Current EXI standard doesn't talk about how to handle XML tags. When
encoding XML file with XML tag different implementations have different
handling.

Just take the following XML document:

a.xml:

<?xml version="1.0" standalone="yes" ?>

<!DOCTYPE animal SYSTEM "a.dtd" [

   <!ELEMENT animal EMPTY>

]>

<!-- This is against VC: Standalone Document Declaration in P32

 The standalone document declaration has the value "yes", there is an
external 

 markup declaration of attributes with default values, and the associated 

 element appears in the document with specified values for those attributes.


-->

<animal/>

a.dtd:

<!ATTLIST animal color CDATA #FIXED "yellow">

 

This is an invalid xml document because standalone="yes" but still it has
external dtd inclusion (declaration). AND note this is a XML VALIDITY error
and not WELL FORMEDNESS error.

Bow if an EXI user encodes this document and decodes it, the XML document
may look something like this: (comment removed)

<?xml version="1.0" encoding="UTF-8"?>  --- "NO Way for decoder to know
Standalone status so it may drop that attribute (user takes default value
"no")"

<!DOCTYPE animal SYSTEM "a.dtd" [

   <!ELEMENT animal EMPTY>

]>

<animal color="yellow"/>

Now this document is perfectly valid and well formed because by default
standalone is no, and hence the document becomes invalid.

Here BASIC requirement of EXI will be gone, i.e. EXI acts as encoder and
decoder and should not alter the XML content meaning by any means.

Assume same scenario in network level validation, user and service provider
especially will be in lot of trouble.

So, I feel the XML tag must be handled in some way by EXI so, that XML
content is not changed.

I have listed some other scenario also which will have this kind of effect:

1. I have gb312 document and I want to send on network, -- what happens
(some may produce EXI stream in gb2312 and some in utf-8 after conversion
using ICONV). This again becomes EXI implementation issue, so definitely we
will get interoperability issues.

       -- Even if the documents are equivalent in any implementation, this
again as effect on EXI user who just acts as a DATABASE for storing XML
files.

       He might be using EXI to reduce the storage space, but he will end up
distorting the basic meaning of DATABASE, i.e. to store data as it is
without altering or losing data given for storing.

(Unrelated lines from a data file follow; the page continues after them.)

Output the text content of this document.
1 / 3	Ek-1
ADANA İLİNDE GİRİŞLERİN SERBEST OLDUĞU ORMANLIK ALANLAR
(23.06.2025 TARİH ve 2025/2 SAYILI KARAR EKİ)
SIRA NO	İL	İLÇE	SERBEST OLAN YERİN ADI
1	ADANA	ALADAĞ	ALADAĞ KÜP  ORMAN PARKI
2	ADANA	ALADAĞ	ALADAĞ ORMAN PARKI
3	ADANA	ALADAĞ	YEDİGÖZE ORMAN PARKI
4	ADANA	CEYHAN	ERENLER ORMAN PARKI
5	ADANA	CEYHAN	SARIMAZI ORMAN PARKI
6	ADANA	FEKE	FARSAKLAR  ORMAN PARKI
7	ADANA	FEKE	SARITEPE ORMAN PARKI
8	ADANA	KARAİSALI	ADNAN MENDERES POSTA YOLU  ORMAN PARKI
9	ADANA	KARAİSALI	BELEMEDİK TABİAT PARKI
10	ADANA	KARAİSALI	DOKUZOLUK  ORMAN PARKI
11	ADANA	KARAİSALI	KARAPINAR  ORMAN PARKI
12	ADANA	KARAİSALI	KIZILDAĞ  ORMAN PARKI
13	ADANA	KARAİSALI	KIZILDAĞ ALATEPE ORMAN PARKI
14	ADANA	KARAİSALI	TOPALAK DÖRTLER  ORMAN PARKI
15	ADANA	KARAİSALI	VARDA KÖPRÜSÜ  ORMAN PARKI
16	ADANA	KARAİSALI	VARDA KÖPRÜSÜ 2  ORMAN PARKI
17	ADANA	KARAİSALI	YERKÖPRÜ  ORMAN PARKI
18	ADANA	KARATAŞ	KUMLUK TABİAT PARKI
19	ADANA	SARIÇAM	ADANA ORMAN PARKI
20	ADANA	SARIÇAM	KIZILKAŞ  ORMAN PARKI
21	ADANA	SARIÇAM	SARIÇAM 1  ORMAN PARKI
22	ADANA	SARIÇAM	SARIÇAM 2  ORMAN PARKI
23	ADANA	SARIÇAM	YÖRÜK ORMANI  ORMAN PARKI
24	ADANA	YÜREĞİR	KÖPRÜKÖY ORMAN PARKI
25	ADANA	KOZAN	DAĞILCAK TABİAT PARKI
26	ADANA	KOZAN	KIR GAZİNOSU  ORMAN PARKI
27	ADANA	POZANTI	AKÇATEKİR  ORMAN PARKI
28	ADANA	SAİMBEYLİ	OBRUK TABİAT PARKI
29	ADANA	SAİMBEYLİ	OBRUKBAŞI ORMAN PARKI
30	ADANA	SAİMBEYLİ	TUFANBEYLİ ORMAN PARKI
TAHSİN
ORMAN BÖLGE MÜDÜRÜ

2. Consider another scenario, New version of XML is introduced (say 2.0 .
this might be possible). The validating procedures for xml1.0 and 2.0 most
probably will not be same. Lot of question will arise here...

So, to handle all these issues I feel EXI needs to handle XML tag. Is there
any reason for not handling same?

Please clarify.

 

Thanks,

murali

 

Received on Friday, 25 July 2008 06:07:24 UTC